- Cover to Rex Libris #1. Art by James Turner

Publication information
- Publisher: Slave Labor Graphics
- Schedule: Quarterly
- Format: Standard
- Publication date: Aug. 2005 - Oct. 2008
- No. of issues: 13
- Main character: Rex Libris

Creative team
- Created by: James Turner
- Written by: James Turner
- Artist: James Turner

= Rex Libris =

Rex Libris is a science fiction / humor comic book series written and illustrated by James Turner. It was published quarterly from 2005 to 2008 by Slave Labor Graphics.

==Publication history==
Thirteen issues were published from August 2005 to October 2008.
- Rex Libris #1 (August 2005): "I, Librarian"
- Rex Libris #2 (November 2005): "Labyrinth of Literature"
- Rex Libris #3 (February 2006): "Leap of Faith"
- Rex Libris #4 (May 2006): "Battle on Benzine!"
- Rex Libris #5 (August 2006): "Tea with Vaglox"
- Rex Libris #6 (November 2006): "Book of Monsters"
- Rex Libris #7 (February 2007): "Monster Merry-go-Round!"
- Rex Libris #8 (May 2007): "Escape From the Book of Monsters"
- Rex Libris #9 (August 2007): "In the Grip of OGPU!"
- Rex Libris #10 (January 2008): "A Cock and Bull Story"
- Rex Libris #11 (April 2008): "R'lyeh Rising"
- Rex Libris #12 (August 2008): "Space Balls... of Evil!"
- Rex Libris #13 (October 2008): "Convergence of Chaos"

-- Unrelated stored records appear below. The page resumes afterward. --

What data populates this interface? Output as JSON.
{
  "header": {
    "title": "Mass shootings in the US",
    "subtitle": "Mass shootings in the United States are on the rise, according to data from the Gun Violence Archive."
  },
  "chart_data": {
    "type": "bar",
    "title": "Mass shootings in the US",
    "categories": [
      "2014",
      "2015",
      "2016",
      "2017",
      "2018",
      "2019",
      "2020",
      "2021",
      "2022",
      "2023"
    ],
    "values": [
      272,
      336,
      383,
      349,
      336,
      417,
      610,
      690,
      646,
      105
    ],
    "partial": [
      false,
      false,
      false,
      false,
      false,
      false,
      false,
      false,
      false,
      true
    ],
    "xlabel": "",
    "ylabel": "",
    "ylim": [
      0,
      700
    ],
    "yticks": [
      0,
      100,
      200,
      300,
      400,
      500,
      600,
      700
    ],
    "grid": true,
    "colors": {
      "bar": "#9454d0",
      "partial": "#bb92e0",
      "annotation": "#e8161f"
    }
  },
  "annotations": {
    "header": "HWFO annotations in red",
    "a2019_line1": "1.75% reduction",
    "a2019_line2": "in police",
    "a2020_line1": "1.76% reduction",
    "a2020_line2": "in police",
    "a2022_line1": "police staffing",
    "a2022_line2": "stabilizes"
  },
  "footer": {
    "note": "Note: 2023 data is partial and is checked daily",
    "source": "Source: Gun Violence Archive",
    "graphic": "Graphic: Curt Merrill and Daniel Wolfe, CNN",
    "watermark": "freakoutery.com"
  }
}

A trade paperback, Rex Libris: I, Librarian (ISBN 9781593620622), was published in 2007, collecting the first five issues of the series along with an unpublished short story, “Rex versus the Red Baron!”. A second trade paperback, Rex Libris: Book of Monsters (ISBN 978-1-59362-153-7), was published in 2009 and collects the final eight issues of the series. In 2022, The Big Book of Rex Libris (ISBN 978-1-59362-315-9) was released as an omnibus edition collecting all stories from the original comic series. All three volumes were published by SLG Publishing.

==Series overview==
The series follows the adventures of Rex Libris, the Head Librarian at the Middleton Public Library. Unbeknownst to the general public, Rex is actually over a thousand years old, and was the original librarian at the Library of Alexandria. He is a member of the Ordo Biblioteca, a secret international society of librarians. With the aid of the ancient god Thoth, who lives beneath the Library, Rex travels to the farthest reaches of the universe to collect late book fees, and to fight the powers of ignorance and darkness.

==Film adaptation==
In April 2007, Warner Bros. announced that they had hired Mark Burton to write the script for a film adaptation of Rex Libris. The producer of the film is Mosaic Media. In 2012, Walden Media acquired the rights and hired Ben Zazove to write the script.